Les couverts jetables sont – curieusement – un des grands problèmes de déchets en Inde. Plastique est de toute façon un fléau dans un pays où les 60 grandes villes produisent  15.000 tonnes de déchets plastiques par jour. Ces déchets atterrissent ensuite dans les caniveaux qu’ils bouchent ce qui provoque des inondations…

Change is inevitable. Before this change can overtake and overwhelm us, we should be the instruents of change (Le changement est inévitable. Soyons les instruments de ce changement avant que celui-ci nous dépasse et nous écrase)

L’homme dont c’est la devise est Narayana Peesapathy.
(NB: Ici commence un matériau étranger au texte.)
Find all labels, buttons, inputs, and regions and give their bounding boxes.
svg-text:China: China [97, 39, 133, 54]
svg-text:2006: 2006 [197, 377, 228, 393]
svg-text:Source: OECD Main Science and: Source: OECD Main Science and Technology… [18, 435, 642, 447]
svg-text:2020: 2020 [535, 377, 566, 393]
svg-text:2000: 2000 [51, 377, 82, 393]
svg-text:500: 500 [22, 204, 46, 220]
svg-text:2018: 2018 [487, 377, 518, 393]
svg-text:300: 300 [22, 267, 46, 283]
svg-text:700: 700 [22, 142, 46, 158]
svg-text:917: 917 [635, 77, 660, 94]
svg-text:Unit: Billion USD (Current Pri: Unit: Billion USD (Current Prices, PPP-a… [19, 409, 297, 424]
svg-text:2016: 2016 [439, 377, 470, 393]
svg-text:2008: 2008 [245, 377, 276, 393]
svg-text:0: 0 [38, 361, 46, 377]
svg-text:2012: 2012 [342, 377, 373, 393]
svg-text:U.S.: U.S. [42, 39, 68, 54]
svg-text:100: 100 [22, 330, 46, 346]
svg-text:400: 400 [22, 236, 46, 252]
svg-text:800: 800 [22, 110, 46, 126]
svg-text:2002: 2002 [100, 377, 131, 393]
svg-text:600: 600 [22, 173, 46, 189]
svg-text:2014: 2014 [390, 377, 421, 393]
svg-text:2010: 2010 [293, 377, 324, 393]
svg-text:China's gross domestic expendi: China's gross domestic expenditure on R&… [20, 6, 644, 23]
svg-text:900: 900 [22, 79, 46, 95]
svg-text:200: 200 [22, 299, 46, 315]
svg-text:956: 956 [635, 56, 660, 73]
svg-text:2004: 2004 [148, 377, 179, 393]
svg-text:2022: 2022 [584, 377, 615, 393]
Chercheur à l’International Crops Research Institute for the Semi Arid Tropics (CRISAT) et à l’International Water Management Institut, collaborateur à l’Andhra Pradesh Water Land Tree Act, ce scientifique a décidé de créer son propre entreprise pour développer des solutions innovantes qui répondent aux problématiques environnementales croissantes. S’investir dans l’écologie n’est pour lui pas contradictoire avec un modèle économique profitable.

Sa société Bakeys a donc lancé des couverts comestibles. Les cuillères et fourchettes sont fabriqués à base de millet – une culture très économe en eau – de riz et de blé. Ni colorant, ni conservateur sont ajoutés mais des épices (sucre, gingembre, poivre, ail…) pour rendre les couverts agréables à manger.

Si toutefois un couvert n’est pas croqué mais jeté, il se décompose en moins d’une semaine, bien stocké il se garde pendant trois ans. Et oui, on peut aussi l’utiliser pour des liquides (sans les laisser tremper trop longtemps).

Alors pour nos piqueniques en été…. Chéri, tu me sers une petite cuillère au cumin pour l’apéro?